We've got some rough UPS guys around here but, I can't say that they were to blame for sure. I've seen them toss stuff around fairly aggressively though. I'm glad your 3 came in fine.
H-9 took a lot of care in the design of the box with the wood "puncture protectors" and it should be effective. If this were an empty ARF, I don't think the damage would've happened. The added weight of the flight gear and the installed rudder at the impact point, combined with some rough handling, is the culprit. If this were a PNP Twist, I don't think it would've happened either. The Twist's rudder/vertical stab is keyed into the fuse and installed by the assembler. In my opinion, H-9 needs to figure out a way to keep the fuse assembly from shifting fore and aft. It could be as simple as placing it on a full box sized piece of cardboard and doing the heavy plastic shrink wrap thing. Ironically, this is how the last generation 5th scale H-9 Cub ARF was packaged. If nothing else, put it on the box sized piece of cardboard (in it's shipping bag please) and tape the snot out of it!!

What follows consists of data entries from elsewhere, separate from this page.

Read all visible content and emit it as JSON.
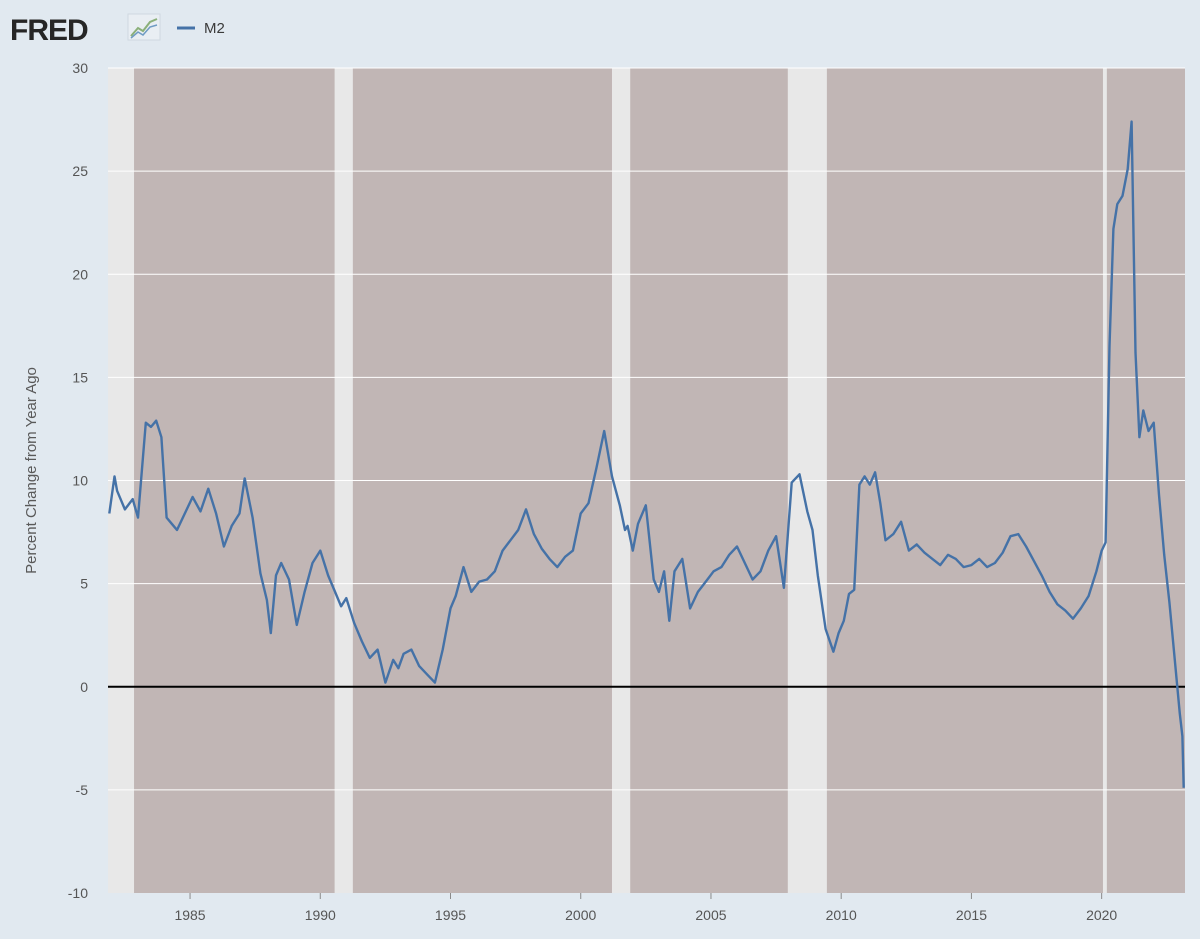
{
  "header": {
    "logo_text": "FRED",
    "logo_icon": "fred-chart-icon",
    "legend_label": "M2"
  },
  "colors": {
    "background": "#e1e9f0",
    "plot_background": "#e8e8e8",
    "band": "#c1b6b5",
    "series": "#4572a7",
    "gridline": "#ffffff",
    "zero_line": "#000000"
  },
  "chart_data": {
    "type": "line",
    "title": "",
    "xlabel": "",
    "ylabel": "Percent Change from Year Ago",
    "xlim": [
      1981.85,
      2023.2
    ],
    "ylim": [
      -10,
      30
    ],
    "xticks": [
      1985,
      1990,
      1995,
      2000,
      2005,
      2010,
      2015,
      2020
    ],
    "yticks": [
      -10,
      -5,
      0,
      5,
      10,
      15,
      20,
      25,
      30
    ],
    "grid": true,
    "legend": "top-left",
    "reference_line": 0,
    "shaded_bands": [
      [
        1982.85,
        1990.55
      ],
      [
        1991.25,
        2001.2
      ],
      [
        2001.9,
        2007.95
      ],
      [
        2009.45,
        2020.05
      ],
      [
        2020.2,
        2023.2
      ]
    ],
    "series": [
      {
        "name": "M2",
        "x": [
          1981.9,
          1982.1,
          1982.2,
          1982.5,
          1982.8,
          1983.0,
          1983.3,
          1983.5,
          1983.7,
          1983.9,
          1984.1,
          1984.3,
          1984.5,
          1984.8,
          1985.1,
          1985.4,
          1985.7,
          1986.0,
          1986.3,
          1986.6,
          1986.9,
          1987.1,
          1987.4,
          1987.7,
          1987.95,
          1988.1,
          1988.3,
          1988.5,
          1988.8,
          1989.1,
          1989.4,
          1989.7,
          1990.0,
          1990.3,
          1990.6,
          1990.8,
          1991.0,
          1991.3,
          1991.6,
          1991.9,
          1992.2,
          1992.5,
          1992.8,
          1993.0,
          1993.2,
          1993.5,
          1993.8,
          1994.1,
          1994.4,
          1994.7,
          1995.0,
          1995.2,
          1995.5,
          1995.8,
          1996.1,
          1996.4,
          1996.7,
          1997.0,
          1997.3,
          1997.6,
          1997.9,
          1998.2,
          1998.5,
          1998.8,
          1999.1,
          1999.4,
          1999.7,
          2000.0,
          2000.3,
          2000.6,
          2000.9,
          2001.2,
          2001.5,
          2001.7,
          2001.8,
          2002.0,
          2002.2,
          2002.5,
          2002.8,
          2003.0,
          2003.2,
          2003.4,
          2003.6,
          2003.9,
          2004.2,
          2004.5,
          2004.8,
          2005.1,
          2005.4,
          2005.7,
          2006.0,
          2006.3,
          2006.6,
          2006.9,
          2007.2,
          2007.5,
          2007.8,
          2008.1,
          2008.4,
          2008.7,
          2008.9,
          2009.1,
          2009.4,
          2009.7,
          2009.9,
          2010.1,
          2010.3,
          2010.5,
          2010.7,
          2010.9,
          2011.1,
          2011.3,
          2011.5,
          2011.7,
          2012.0,
          2012.3,
          2012.6,
          2012.9,
          2013.2,
          2013.5,
          2013.8,
          2014.1,
          2014.4,
          2014.7,
          2015.0,
          2015.3,
          2015.6,
          2015.9,
          2016.2,
          2016.5,
          2016.8,
          2017.1,
          2017.4,
          2017.7,
          2018.0,
          2018.3,
          2018.6,
          2018.9,
          2019.2,
          2019.5,
          2019.8,
          2020.0,
          2020.15,
          2020.3,
          2020.45,
          2020.6,
          2020.8,
          2021.0,
          2021.15,
          2021.3,
          2021.45,
          2021.6,
          2021.8,
          2022.0,
          2022.2,
          2022.4,
          2022.6,
          2022.8,
          2023.0,
          2023.1,
          2023.15
        ],
        "y": [
          8.4,
          10.2,
          9.5,
          8.6,
          9.1,
          8.2,
          12.8,
          12.6,
          12.9,
          12.1,
          8.2,
          7.9,
          7.6,
          8.4,
          9.2,
          8.5,
          9.6,
          8.4,
          6.8,
          7.8,
          8.4,
          10.1,
          8.2,
          5.5,
          4.2,
          2.6,
          5.4,
          6.0,
          5.2,
          3.0,
          4.6,
          6.0,
          6.6,
          5.4,
          4.5,
          3.9,
          4.3,
          3.1,
          2.2,
          1.4,
          1.8,
          0.2,
          1.3,
          0.9,
          1.6,
          1.8,
          1.0,
          0.6,
          0.2,
          1.8,
          3.8,
          4.4,
          5.8,
          4.6,
          5.1,
          5.2,
          5.6,
          6.6,
          7.1,
          7.6,
          8.6,
          7.4,
          6.7,
          6.2,
          5.8,
          6.3,
          6.6,
          8.4,
          8.9,
          10.6,
          12.4,
          10.2,
          8.8,
          7.6,
          7.8,
          6.6,
          7.9,
          8.8,
          5.2,
          4.6,
          5.6,
          3.2,
          5.6,
          6.2,
          3.8,
          4.6,
          5.1,
          5.6,
          5.8,
          6.4,
          6.8,
          6.0,
          5.2,
          5.6,
          6.6,
          7.3,
          4.8,
          9.9,
          10.3,
          8.5,
          7.6,
          5.4,
          2.8,
          1.7,
          2.6,
          3.2,
          4.5,
          4.7,
          9.8,
          10.2,
          9.8,
          10.4,
          8.9,
          7.1,
          7.4,
          8.0,
          6.6,
          6.9,
          6.5,
          6.2,
          5.9,
          6.4,
          6.2,
          5.8,
          5.9,
          6.2,
          5.8,
          6.0,
          6.5,
          7.3,
          7.4,
          6.8,
          6.1,
          5.4,
          4.6,
          4.0,
          3.7,
          3.3,
          3.8,
          4.4,
          5.6,
          6.6,
          7.0,
          16.5,
          22.2,
          23.4,
          23.8,
          25.1,
          27.4,
          16.2,
          12.1,
          13.4,
          12.4,
          12.8,
          9.3,
          6.4,
          4.1,
          1.4,
          -1.3,
          -2.4,
          -4.9
        ]
      }
    ]
  }
}
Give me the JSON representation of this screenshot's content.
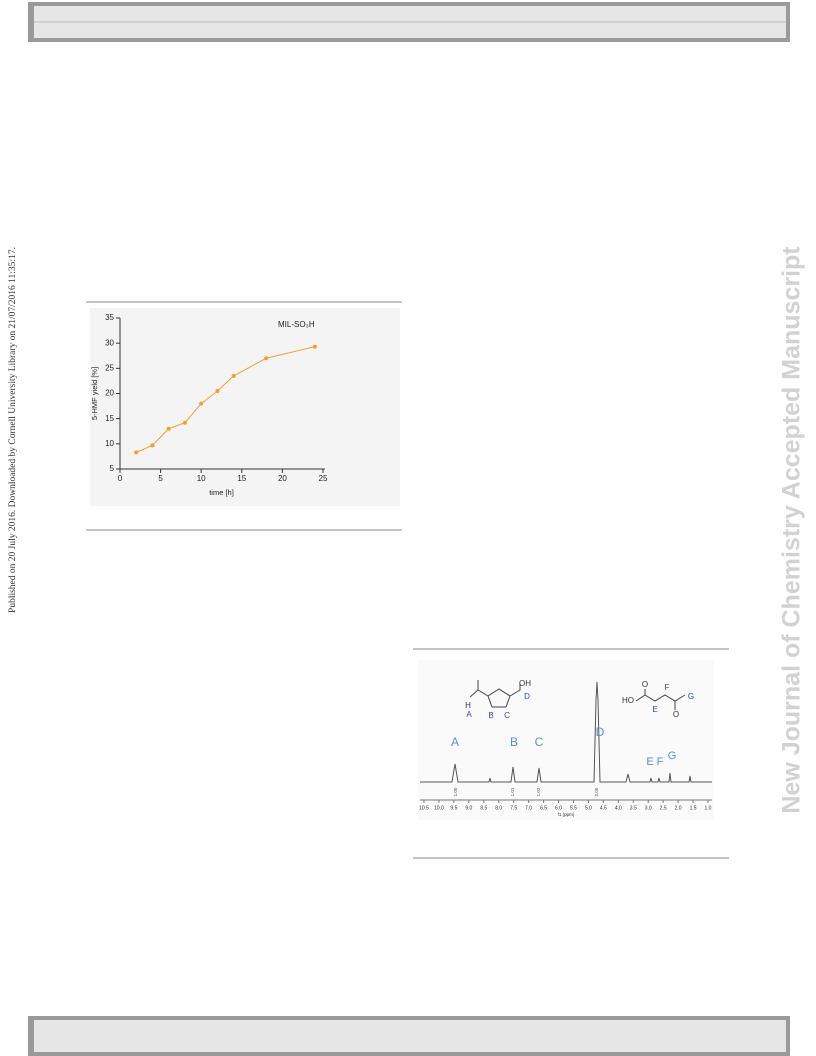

Jimmy (HOOTER), I was wondering when you'd chime in on this....[8D] and no, as of right now, Horizon wants them back. You could call Kevin though and see if he can get you a deal though...
For those of you that don't know Jimmy, he's been known to glue splinters together from a completely totalled airframe and make it fly again. You know the kind of "ooops" where there's a 25 by 75 foot debris field and the engine is either 100 feet in front, or 12 inches down, from the rest of it.
Horizon will figure it out, I've got confidence in them.